Here we see Heckler & Koch GRAY ROOM PHOTO#35, showing off a prototype HK MP5A2SF submachine gun in 9x19mm para complete with a 10-inch barrel with flash hider and bayonet attachment.

If room brooms with stabby things on the end seem odd, remember that they have been done several times in the past.

The Brit’s Lanchester submachine gun used the 1907 Enfield bayonet and “They don’t like it up ’em!”

The STEN, with the stick attached

The Japanese Hyaku Shiki Kikan-tanju o the Type 100 submachine gun (Photo: NHAM)

Came complete with an Arisaka style skewer (Photo: NHAM)

The Swedish K M/45 used the same bayonet as the country’s Mausers

And even the UZI, as issued by the IDF, used a FAL pattern bayonet

The Sterling accepted a bayonet, although it was rarely used. Still, it looked nice on the presentation models.

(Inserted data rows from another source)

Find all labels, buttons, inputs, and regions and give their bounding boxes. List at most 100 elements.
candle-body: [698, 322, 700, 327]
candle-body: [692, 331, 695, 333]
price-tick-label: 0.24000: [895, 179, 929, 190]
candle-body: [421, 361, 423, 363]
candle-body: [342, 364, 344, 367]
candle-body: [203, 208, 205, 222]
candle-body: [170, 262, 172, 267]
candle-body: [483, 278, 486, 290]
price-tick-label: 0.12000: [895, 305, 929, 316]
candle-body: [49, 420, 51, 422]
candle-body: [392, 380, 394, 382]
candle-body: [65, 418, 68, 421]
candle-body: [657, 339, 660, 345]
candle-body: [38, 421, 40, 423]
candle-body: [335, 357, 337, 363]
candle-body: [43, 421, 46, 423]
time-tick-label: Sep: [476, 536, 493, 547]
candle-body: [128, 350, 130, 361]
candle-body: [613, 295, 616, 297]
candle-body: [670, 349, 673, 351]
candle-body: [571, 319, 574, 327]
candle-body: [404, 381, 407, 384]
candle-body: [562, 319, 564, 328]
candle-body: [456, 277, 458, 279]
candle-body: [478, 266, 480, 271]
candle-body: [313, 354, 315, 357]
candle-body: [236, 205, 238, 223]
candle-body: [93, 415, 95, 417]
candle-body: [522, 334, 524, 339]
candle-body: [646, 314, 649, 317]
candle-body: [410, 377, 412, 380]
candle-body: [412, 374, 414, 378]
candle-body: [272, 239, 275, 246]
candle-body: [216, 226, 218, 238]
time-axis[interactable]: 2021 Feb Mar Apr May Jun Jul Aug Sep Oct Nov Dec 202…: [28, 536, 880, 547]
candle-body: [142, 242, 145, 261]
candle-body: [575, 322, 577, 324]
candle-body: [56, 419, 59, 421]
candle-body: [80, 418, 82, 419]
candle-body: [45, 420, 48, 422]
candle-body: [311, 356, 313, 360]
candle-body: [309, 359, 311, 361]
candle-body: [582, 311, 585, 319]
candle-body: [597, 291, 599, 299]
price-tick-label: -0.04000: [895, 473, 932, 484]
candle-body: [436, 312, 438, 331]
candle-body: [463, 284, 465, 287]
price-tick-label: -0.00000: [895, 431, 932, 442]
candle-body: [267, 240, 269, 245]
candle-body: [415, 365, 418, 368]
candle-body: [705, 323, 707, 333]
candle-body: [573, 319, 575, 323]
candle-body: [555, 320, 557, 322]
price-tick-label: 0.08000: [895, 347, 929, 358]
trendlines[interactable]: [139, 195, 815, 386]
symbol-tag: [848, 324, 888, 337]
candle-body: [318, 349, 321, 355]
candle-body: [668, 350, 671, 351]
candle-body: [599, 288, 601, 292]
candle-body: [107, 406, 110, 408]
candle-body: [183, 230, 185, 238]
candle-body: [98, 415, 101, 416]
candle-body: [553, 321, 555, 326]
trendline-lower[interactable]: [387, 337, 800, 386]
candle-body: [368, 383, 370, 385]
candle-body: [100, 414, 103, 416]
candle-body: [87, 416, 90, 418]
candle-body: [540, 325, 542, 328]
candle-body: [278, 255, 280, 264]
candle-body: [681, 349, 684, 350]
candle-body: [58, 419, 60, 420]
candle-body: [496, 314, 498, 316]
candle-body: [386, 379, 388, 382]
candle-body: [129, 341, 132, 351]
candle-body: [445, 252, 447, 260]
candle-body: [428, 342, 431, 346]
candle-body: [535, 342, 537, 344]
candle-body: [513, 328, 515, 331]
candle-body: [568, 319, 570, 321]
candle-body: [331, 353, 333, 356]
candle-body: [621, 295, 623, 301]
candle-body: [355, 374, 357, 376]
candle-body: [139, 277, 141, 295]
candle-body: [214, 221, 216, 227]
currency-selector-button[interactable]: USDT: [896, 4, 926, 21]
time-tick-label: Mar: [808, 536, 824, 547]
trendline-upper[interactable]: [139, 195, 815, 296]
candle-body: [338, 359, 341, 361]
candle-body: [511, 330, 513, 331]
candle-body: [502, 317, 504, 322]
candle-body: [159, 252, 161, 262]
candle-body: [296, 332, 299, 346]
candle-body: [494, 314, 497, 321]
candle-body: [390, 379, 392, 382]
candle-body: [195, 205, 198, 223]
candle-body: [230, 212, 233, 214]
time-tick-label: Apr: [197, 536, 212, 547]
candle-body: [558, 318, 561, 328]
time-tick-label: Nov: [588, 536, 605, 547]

Hell, maybe they should bring them back.

One comment

  • The Aussie OMC (Owen Machine Carbine), starting with the heavier barrel and sleeve with latching point of the Mk.2, took a Mk.1 bayonet that was a shorter version of the ’07 pattern for the SMLE, the Mk. 2 bayonet for the Owen was simply a shortened ’07 that was reground when the arsenal lopped the front off.
    The later F1 SMG simply accepted the Bowie-style bayonet from the SLR L1A1 rifle. I don’t recall that the Aussie’s Thompsen, Austen, or later pattern experimental guns were ever adapted or designed for carrying a pointy bit on the front though. These two guns will make good additions to your posted images, if you can get photos with their bayonets mounted.
    Although it may have happened during the fight against the Japs, or in Korea, during Konfrontasi or in South Vietnam, I’ve never read or heard of their use by diggers during a battle. When guarding prisoners of war, I’m sure they were used to give the extra threat that some POWs, unfamiliar with the capabilities of the Owen, may have required. Especially the Japanese troops held at Nowra, site of the mass escape and subsequent Jap suicides.